Despite more than a decade campaign to refocus leaders on achieving greatness through allowing talent to contribute those things they are truly great at, we remain fixated on being “not-bad” by trying to put in what’s not there or improve what we are remedial at. Good is not the opposite of bad. It’s entirely different.

“We all have a vast number of areas in which we have no talent or skill and little chance of becoming even mediocre. In those areas a knowledge workers should not take on work, jobs and assignments. It takes far more energy to improve from incompetence to mediocrity than it takes to improve from first-rate performance to excellence.” ~ Peter F. Drucker

There’s no perfect job. The ideal for most people, when they are asked to describe it, is an enriched and empowered variation of what they are doing now.

SO WHAT?

Glad you asked. Leadership matters. How we feel about our contribution at work matters too. Focusing on these two things will make you and your organization more effective.
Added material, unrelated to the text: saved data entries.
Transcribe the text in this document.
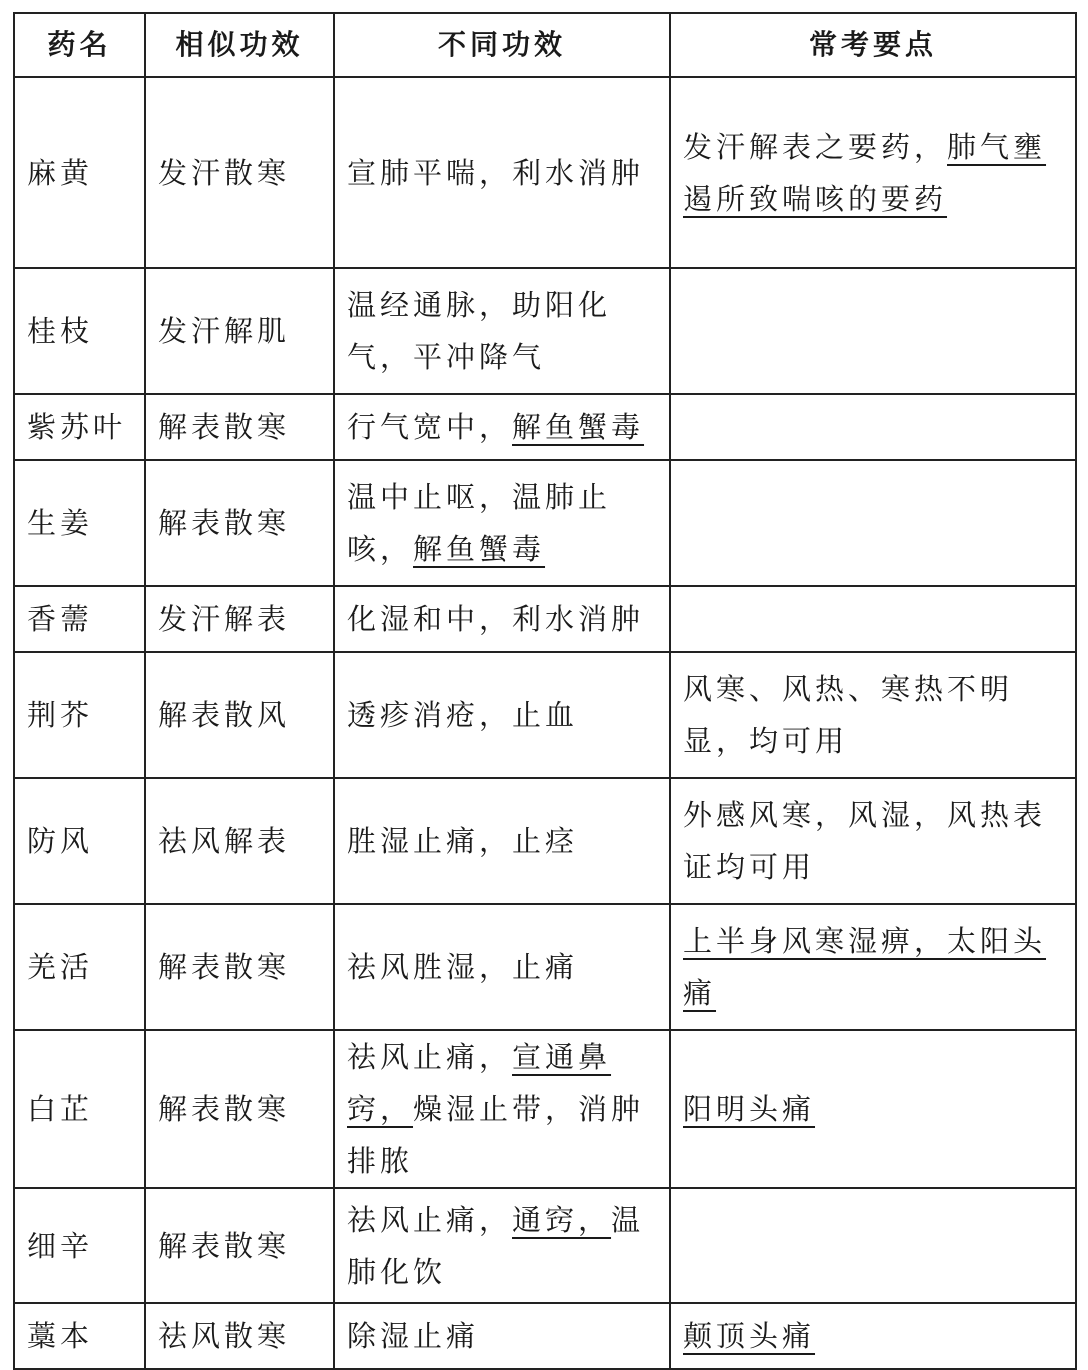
药名	相似功效	不同功效	常考要点
麻黄	发汗散寒	宣肺平喘，利水消肿	发汗解表之要药，肺气壅遏所致喘咳的要药
桂枝	发汗解肌	温经通脉，助阳化气，平冲降气	
紫苏叶	解表散寒	行气宽中，解鱼蟹毒	
生姜	解表散寒	温中止呕，温肺止咳，解鱼蟹毒	
香薷	发汗解表	化湿和中，利水消肿	
荆芥	解表散风	透疹消疮，止血	风寒、风热、寒热不明显，均可用
防风	祛风解表	胜湿止痛，止痉	外感风寒，风湿，风热表证均可用
羌活	解表散寒	祛风胜湿，止痛	上半身风寒湿痹，太阳头痛
白芷	解表散寒	祛风止痛，宣通鼻窍，燥湿止带，消肿排脓	阳明头痛
细辛	解表散寒	祛风止痛，通窍，温肺化饮	
藁本	祛风散寒	除湿止痛	颠顶头痛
Leaders – Focus on leadership drivers of engagement. How would those you lead respond? Ask them?

  • What are the outcomes that you are accountable for?
  • Do you feel that you really know me? Is there anything you’d like to know?
  • Do you see additional opportunities where you could contribute your talents and abilities?
  • What’s the best (most meaningful) recognition you’ve ever received at work?
  • What are you doing when you’re doing what you’re best at?
  • Who was the best manager you’ve ever had? Tell me about what he or she did that you liked so much?
  • How do you feel you best add value to the organization?
  • What are the strongest teams in our organization? Tell me about the strongest team you’ve ever been a member of?
  • When have you grown most professionally in your career?

Each of us must better understand our strengths and use them more. This will serve our personal interests, benefit our organizations and the stakeholders we impact – family, community, etc.

What, in your experience, causes an organization to be seen as great?